Bernie Kosar latches on to a second piken. My old friend has taken on one of his favorite battle shapes: powerful wings, a lion’s body, an eagle’s head—essentially a griffin. With a flap of his wings, he gets over the piken, then smashes his beak through its spine.

Another piken bears down on Marina. Nine flashes in between them and punches clear through the piken’s snout. He grabs the underside of the beast’s jaw and lifts, snapping its head apart before tossing it aside. Nine’s arm is all carved up from shoving into the piken’s mouth, but Marina quickly heals him.

I sling fireballs into the Mogs. Whenever the blaster fire gets too heavy, I create some new cover with my stone-vision. We press forward, gaining ground. The Mogs are beginning to backpedal towards the cavern entrance.

That doesn’t last long. Five appears behind them, his body completely steel, holding a blaster in one hand and brandishing his blade in the other. He lights up a bunch of Mogs from behind before taking to the air. With methodical glee, Five repeatedly cannonballs into the crowd, crushing Mogs beneath his heavy metal frame, standing up, stabbing any around him then taking flight again to repeat the process.

John, a calm voice in my mind, a reprieve from the madness around me. It’s Ella. Six says the shields are down.

I look around. We’ve halved the number of Mogs out here, but there’s still a lot of fighting to be done. I’ve got blaster burns on my arms and chest that I quickly heal. Nine and Marina are constantly needing to heal between assaults too. Five’s the only one who looks like he’d be happy mopping up vatborn for the rest of the night. Time to finish this up.

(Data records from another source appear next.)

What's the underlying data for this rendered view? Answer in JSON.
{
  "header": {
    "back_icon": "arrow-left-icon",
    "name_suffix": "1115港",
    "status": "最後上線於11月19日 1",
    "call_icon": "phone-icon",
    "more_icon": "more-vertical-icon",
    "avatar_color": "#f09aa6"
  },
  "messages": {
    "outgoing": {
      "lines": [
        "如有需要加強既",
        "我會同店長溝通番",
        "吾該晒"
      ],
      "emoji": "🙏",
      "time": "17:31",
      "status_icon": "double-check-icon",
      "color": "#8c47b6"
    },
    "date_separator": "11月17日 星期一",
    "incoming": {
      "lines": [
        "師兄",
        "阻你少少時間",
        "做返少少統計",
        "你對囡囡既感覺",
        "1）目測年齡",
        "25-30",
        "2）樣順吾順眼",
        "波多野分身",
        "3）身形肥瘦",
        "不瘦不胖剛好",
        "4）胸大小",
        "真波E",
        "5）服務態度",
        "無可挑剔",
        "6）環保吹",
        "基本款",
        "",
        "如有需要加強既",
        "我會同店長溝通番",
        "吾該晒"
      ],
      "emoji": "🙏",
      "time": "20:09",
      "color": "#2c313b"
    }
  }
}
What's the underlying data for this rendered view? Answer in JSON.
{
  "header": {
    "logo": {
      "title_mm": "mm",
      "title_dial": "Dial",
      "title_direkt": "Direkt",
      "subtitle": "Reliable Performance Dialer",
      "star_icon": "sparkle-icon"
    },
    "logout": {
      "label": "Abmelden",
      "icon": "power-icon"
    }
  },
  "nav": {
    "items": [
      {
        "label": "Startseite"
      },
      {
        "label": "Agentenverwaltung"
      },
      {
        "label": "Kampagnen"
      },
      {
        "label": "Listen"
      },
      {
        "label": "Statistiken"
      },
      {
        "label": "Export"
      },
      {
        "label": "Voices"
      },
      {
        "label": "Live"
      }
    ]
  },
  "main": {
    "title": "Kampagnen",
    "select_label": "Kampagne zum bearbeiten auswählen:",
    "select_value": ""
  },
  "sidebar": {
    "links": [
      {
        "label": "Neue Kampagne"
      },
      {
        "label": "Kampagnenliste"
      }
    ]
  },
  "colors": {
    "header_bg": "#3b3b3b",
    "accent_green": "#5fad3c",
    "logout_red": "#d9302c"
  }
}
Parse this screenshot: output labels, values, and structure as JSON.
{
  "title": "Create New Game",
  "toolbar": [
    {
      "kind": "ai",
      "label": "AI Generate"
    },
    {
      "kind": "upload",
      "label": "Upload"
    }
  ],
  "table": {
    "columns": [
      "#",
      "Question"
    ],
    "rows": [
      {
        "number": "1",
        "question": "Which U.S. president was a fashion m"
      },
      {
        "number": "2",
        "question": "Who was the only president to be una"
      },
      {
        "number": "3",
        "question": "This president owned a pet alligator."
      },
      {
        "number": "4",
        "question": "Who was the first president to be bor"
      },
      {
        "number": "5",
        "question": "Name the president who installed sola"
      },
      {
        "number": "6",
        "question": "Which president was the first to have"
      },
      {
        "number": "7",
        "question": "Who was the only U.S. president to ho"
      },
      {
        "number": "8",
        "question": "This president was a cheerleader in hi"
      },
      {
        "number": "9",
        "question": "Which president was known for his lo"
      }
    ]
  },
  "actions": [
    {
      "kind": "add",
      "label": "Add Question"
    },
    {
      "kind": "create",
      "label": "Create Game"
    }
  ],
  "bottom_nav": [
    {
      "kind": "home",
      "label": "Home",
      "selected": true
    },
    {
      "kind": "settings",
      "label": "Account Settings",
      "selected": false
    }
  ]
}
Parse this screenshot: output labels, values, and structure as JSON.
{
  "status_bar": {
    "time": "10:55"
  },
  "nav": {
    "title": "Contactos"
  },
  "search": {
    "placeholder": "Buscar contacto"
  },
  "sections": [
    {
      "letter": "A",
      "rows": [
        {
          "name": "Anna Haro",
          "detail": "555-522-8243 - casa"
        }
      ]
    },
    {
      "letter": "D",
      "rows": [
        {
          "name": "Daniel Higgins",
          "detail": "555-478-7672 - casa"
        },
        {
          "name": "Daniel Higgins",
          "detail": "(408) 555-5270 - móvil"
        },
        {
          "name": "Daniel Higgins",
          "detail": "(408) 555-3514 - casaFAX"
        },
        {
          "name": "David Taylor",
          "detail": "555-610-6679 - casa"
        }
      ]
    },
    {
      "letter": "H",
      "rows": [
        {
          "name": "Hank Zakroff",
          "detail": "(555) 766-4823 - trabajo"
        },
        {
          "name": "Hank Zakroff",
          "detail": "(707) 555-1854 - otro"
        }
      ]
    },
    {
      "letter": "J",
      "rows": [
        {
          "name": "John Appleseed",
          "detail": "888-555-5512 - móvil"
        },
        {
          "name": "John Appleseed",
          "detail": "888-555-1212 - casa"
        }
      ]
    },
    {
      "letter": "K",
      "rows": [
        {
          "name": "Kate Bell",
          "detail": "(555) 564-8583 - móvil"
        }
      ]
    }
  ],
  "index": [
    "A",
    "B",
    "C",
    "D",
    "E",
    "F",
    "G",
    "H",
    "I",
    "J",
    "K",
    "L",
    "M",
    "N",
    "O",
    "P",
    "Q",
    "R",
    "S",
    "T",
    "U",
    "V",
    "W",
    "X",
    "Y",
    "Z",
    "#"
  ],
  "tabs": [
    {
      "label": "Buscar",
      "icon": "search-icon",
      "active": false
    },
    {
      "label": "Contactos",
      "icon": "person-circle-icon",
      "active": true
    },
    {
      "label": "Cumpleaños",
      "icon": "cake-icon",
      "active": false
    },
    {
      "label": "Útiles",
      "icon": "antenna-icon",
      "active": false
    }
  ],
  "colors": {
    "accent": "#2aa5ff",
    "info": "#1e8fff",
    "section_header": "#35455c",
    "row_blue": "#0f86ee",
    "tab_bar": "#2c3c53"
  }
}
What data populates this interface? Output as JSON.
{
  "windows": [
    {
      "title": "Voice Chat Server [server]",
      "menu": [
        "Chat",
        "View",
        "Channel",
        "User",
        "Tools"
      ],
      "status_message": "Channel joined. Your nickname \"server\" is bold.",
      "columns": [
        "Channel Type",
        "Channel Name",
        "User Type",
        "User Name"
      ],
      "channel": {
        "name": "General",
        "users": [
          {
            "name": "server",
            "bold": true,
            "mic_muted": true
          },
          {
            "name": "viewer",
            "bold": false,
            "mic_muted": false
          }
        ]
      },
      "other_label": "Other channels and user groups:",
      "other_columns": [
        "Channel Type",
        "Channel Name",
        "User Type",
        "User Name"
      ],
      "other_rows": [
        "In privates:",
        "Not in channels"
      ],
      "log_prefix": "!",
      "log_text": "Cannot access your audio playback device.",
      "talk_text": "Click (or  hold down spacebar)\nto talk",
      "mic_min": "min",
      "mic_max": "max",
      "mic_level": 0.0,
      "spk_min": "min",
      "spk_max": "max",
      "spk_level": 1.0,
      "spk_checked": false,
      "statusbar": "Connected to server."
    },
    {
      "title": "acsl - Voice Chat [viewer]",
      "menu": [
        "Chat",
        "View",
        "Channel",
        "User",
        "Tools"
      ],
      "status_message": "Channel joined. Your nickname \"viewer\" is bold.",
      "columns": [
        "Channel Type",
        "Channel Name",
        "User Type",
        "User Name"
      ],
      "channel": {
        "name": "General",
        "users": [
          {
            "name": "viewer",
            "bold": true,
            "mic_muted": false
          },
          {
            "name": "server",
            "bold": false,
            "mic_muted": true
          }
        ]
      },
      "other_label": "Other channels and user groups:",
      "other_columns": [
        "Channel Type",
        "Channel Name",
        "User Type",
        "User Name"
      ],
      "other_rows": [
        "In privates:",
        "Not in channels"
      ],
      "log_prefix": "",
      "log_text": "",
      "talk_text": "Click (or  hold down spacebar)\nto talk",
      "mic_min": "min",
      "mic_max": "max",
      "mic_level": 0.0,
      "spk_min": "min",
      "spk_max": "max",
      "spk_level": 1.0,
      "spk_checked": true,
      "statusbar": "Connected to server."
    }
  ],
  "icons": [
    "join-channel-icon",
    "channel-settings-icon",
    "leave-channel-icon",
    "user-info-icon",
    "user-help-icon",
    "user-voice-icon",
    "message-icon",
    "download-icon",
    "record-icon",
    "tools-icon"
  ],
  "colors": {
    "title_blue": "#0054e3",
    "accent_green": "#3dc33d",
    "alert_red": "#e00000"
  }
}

Marina, I reach out telepathically. Give me an igloo.

Marina reacts immediately. She creates a dome of ice over her and Nine, thick and sturdy. As soon as it’s created, I hit the structure with my stone-vision, turning it from ice to solid granite. Then I run forward, joining them underneath it. BK charges in, too. Five sees what we’re doing and snorts. Instead of diving in with us, he simply flies clear of the battle. Mogs run towards us, but Marina and I quickly seal the entrance.

“Sweet bunker,” Nine comments in the dark.

Open fire, I tell Ella.

The four of us huddle underneath the stone igloo as our warship bombards the Mogs surrounding it. The ground shakes, and the air gets hot enough that Marina has to start generating a field of cold to keep us from boiling. Cracks form in our makeshift structure, and chunks rain down on our hair; but I quickly seal them up with my stone-vision.

It only takes about thirty seconds.

When the shooting stops, Nine slams thro

ugh the stone cover with his telekinesis. Outside, the ground is completely scorched. Thick dust hangs in the air, and twisted chunks of melted blasters litter the ground.

The entrance to the mountain base is clear.

Five floats down from above. “There weren’t many left inside,” he says with a crazed smile. “They panicked when you brought down the Anubis and rushed out here to honor their Beloved Leader.”

“Did you see him?” I ask. “Any sign of Setrákus Ra?”

He shakes his head. “Probably cowering down in the vats.”

We take a moment to catch our breath, then move forward into the cavernous complex. The place is just like I remember it. The gray stone walls are polished smooth, accented every twenty feet or so by a power conduit or a halogen lamp. The air is cool in here, the ventilation system on full blast. On our left, there’s a staircase carved out of the rock that leads up to where we think the control rooms are. On our right, a tunnel slants downward, deeper into the mountain, down to the vats.

He’s waiting for us there. I know it.

A handful of vatborn come charging out from the tunnel. Stragglers who missed the real fight. I dispatch them with a fireball, almost like an afterthought.

There’s no sign of Six and Adam yet.

“What are we waiting for?” Five grumbles. He and Nine press ahead, towards the down-sloping tunnel, like they’re in a competition to get there first. Marina and BK stay on either side of me.